L'extraterritorialité des lois étrangères : le risque Cloud Act

Le Cloud Act américain (Clarifying Lawful Overseas Use of Data Act, 2018) permet aux autorités américaines de demander à un fournisseur de services cloud de droit américain — ou contrôlé par une société américaine — de fournir des données stockées dans ses datacenters, y compris hors des États-Unis, y compris en France. Pour une collectivité française qui hébergerait les données de ses agents et candidats chez un acteur soumis au Cloud Act (la quasi-totalité des hyperscalers américains et leurs filiales européennes), le risque est réel : une autorité américaine pourrait, dans certains cas, obtenir un accès à ces données sans que la collectivité française ne soit informée ni qu'elle puisse s'y opposer.
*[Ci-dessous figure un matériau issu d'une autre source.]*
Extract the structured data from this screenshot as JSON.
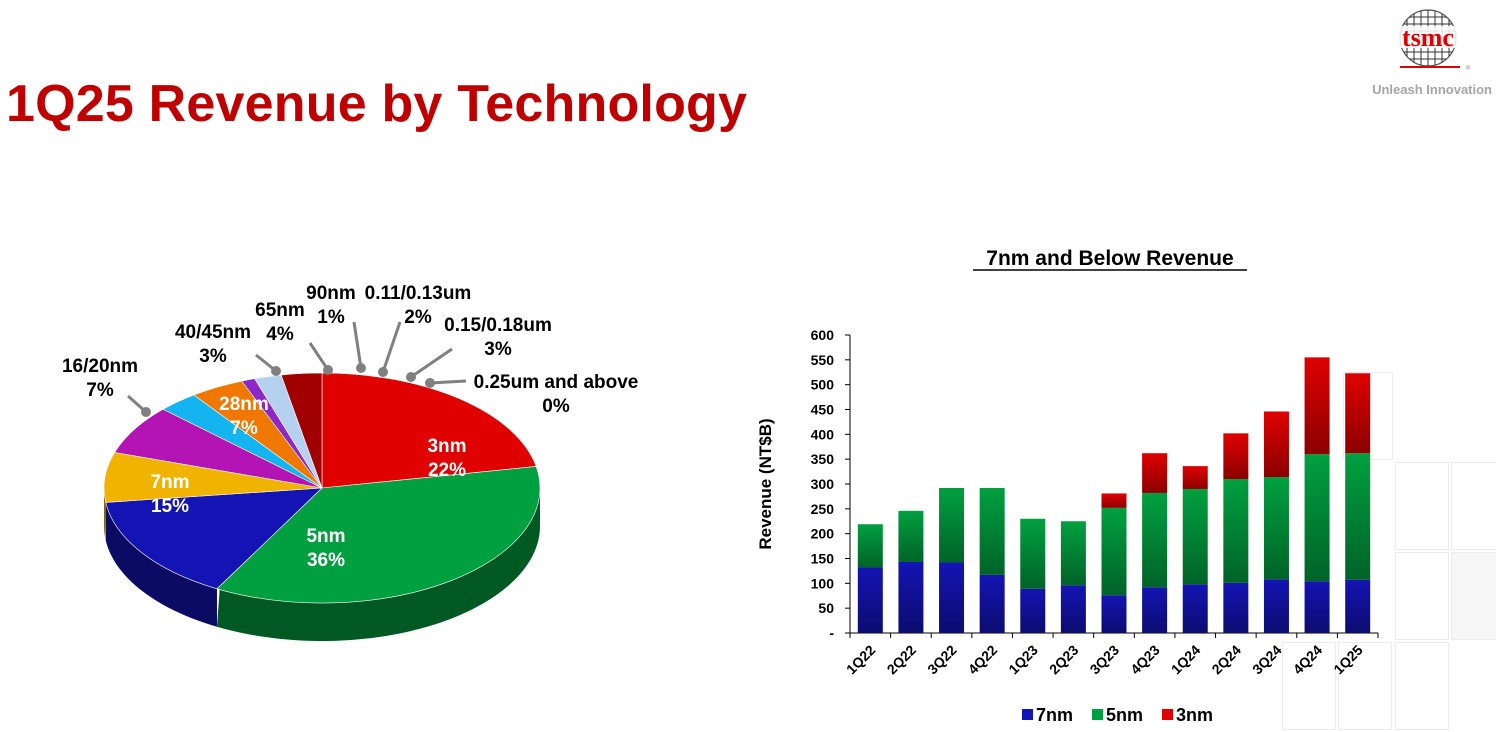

Ce risque n'est pas théorique. Plusieurs avis officiels français — CNIL, ANSSI, DINUM — convergent depuis 2020 pour recommander aux administrations publiques de ne pas confier les données sensibles à des opérateurs soumis au droit extraterritorial. Pour les données RH publiques, qui touchent à la vie des agents, à leur carrière, à leur situation administrative, le caractère sensible est manifeste.

La doctrine Cloud au centre et SecNumCloud

La doctrine Cloud au centre de l'État (instruction du Premier ministre, mise à jour 2023) précise la stratégie de l'État en matière d'hébergement : pour les données sensibles des administrations, le recours à un hébergeur qualifié SecNumCloud par l'ANSSI est privilégié. SecNumCloud est une qualification française qui exige notamment l'absence de soumission à des lois extraterritoriales (Cloud Act, etc.) et un niveau de sécurité élevé. Les collectivités, sans être strictement liées par cette doctrine, s'y alignent de plus en plus, particulièrement les départements, les régions et les grandes intercommunalités.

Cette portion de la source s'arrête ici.